Thursday, August 27, 2009

Day 24: Tuesday, August 25, 2009

With the time change the day before, we'd been asleep a little earlier than usual, and woke up earlier as well. I think it was only about 9am when we got on the road, eager to make some kilometres.

We stopped for lunch at a picnic area, and this fuzzy guy managed to be on me within a few minutes of me sitting down on the picnic table.

Did you know that some service centres have picnic areas behind them? This lovely, deserted area was behind the service centre on the 401 just west of the Quebec border. (Maybe it was the second one - I was busy knitting.)

My "Scotia Seashell" socks, from Lucy Neatby "Cat's Pyjamas" hand-dyed wool, bought in Yarmouth, Nova Scotia. I finished them on the 401 right around Oshawa.
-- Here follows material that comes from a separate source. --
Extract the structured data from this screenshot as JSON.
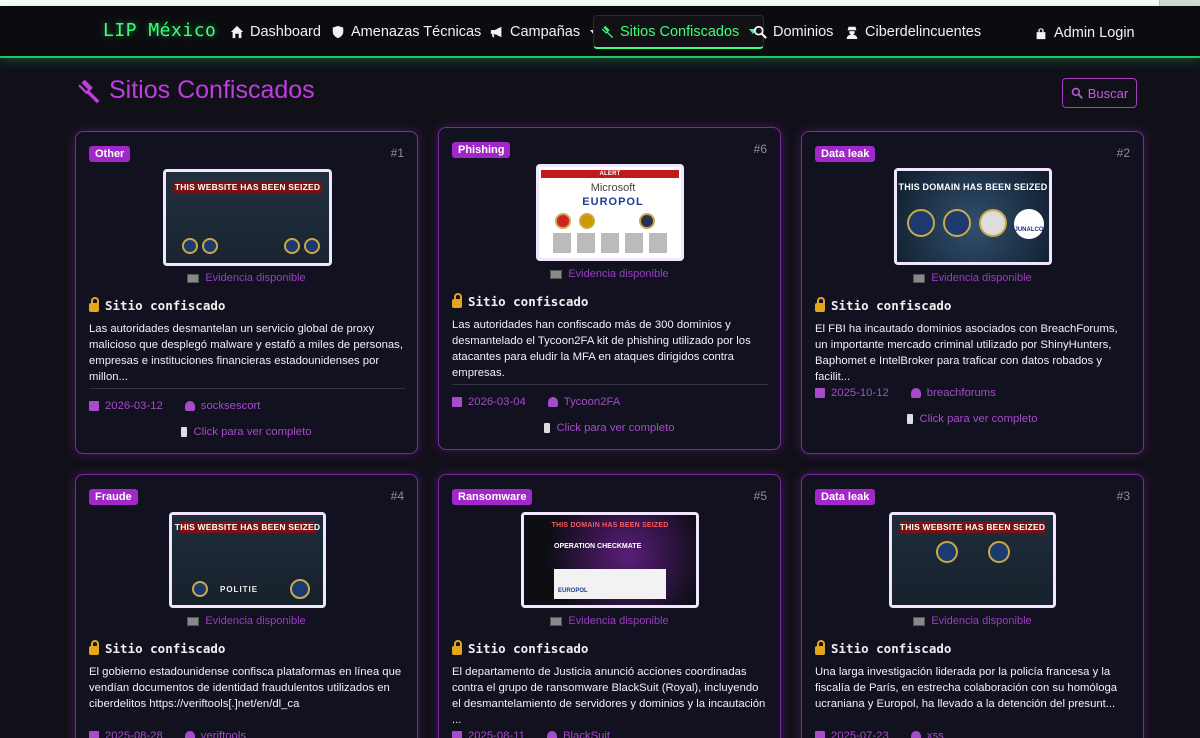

We arrived home about 9pm in the evening, thoroughly worn out, but happy to be home. Thanks to housecleaning activities before we left, we came home to a reasonably clean house (clean clothes in drawers, clean dishes in the dishwasher). The cats were well fed and watered, but EXTREMELY happy to see us (much yowling proved it).

And... I guess that's it! I'll try to post some wrap-up things (# of Where to Eat in Canada meals, total kilometers driven, etc.) in the next day or two. Thanks for following along on the ride - it was fun.

Day 23: Monday, August 24, 2009

Here's Will playing with Bubbles at the Fredericton Science Centre, our first stop of the day. This is one of the centres that has a reciprocal agreement with the Ontario Science Centre, so we get in for free (the one in Halifax was the other one we visited this trip).

After the Science Centre we had lunch at Chez Riz, a Where to Eat in Canada east indian place in Fredericton. Living just steps from Little India we (or I, let's be honest) are pretty picky about our Indian food. This was just excellent, though, and I was pretty pleased about my chicken Tandoori that came not just with rice, but dal and spinach & potato.

I spent a month in Fredericton in the summer of 1986, but I spent it on the UNB campus and don't remember one whit about downtown.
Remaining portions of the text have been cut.